A-Apa? ICU...?" Ulang Asha, suaranya patah di tengah jalan.
Sekujur tubuhnya langsung melemas, lututnya seperti kehilangan tulang, dan dunia berputar sepersekian detik. Untung saja Adit sigap—tangannya segera melingkari bahu Asha, menahannya sebelum ia benar-benar jatuh.
ICU. Kata itu terngiang lagi. Ia tahu betul ruangan itu adalah ketika manusia seolah ingin menyerah. Ruangan yang menjadi batas tipis antara hidup dan mati—tempat waktu berjalan berbeda, tempat harapan dan ketakutan bertabrakan tanpa henti.
Trauma masa lalu yang selama ini berusaha ia kubur mendadak bangkit, menghantam tanpa ampun.
Ruangan ini, ICU—bukan sekadar tempat bagi Asha.
Ini adalah tempat di mana ia pernah kehilangan segalanya.
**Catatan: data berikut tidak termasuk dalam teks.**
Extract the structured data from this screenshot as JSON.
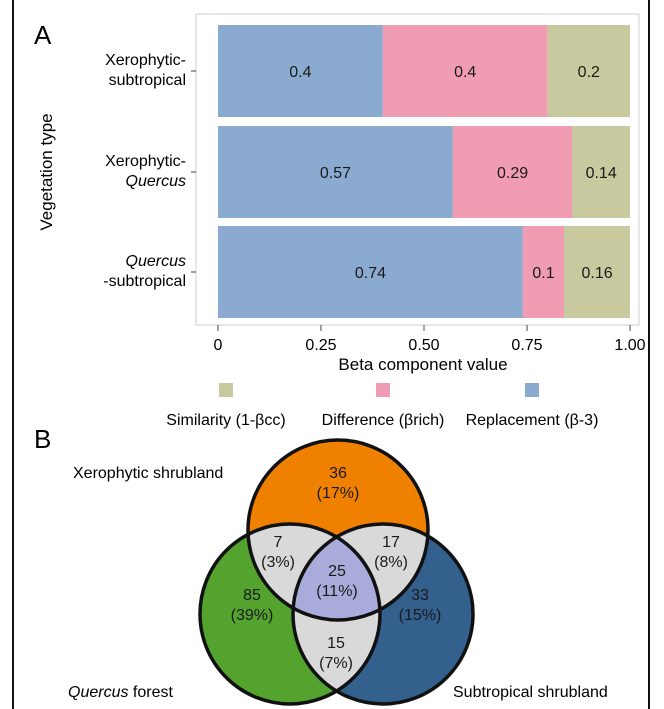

Tempat terakhir ia melihat Ayahnya terbaring dengan begitu banyak mesin, suara monitor yang menusuk telinga, dan harapan yang pelan-pelan dicabut dari dadanya.
Dan kini, berdiri di koridor yang sama, dengan aroma antiseptik yang sama, dingin AC yang sama menusuk kulitnya… rasa kehilangan itu kembali menghampiri. Bukan hanya menghampiri—mengguncang.
Asha memejam, napasnya tersengal, dadanya sesak seolah dirinya kembali menjadi gadis yang ketakutan di titik waktu itu.
Adit merasakan getaran di tubuh Asha, dan ia semakin mempererat pegangan pada bahu wanita itu. Ia mungkin tidak tahu seluruh kisahnya, tapi ia bisa merasakan luka yang sedang terbuka lebar di hadapannya.
Begitu mereka tiba di depan pintu ICU, suara langkah cepat terdengar dari dalam. Pintu bergeser terbuka, dan seorang dokter keluar dengan wajah serius namun tidak mengintimidasi.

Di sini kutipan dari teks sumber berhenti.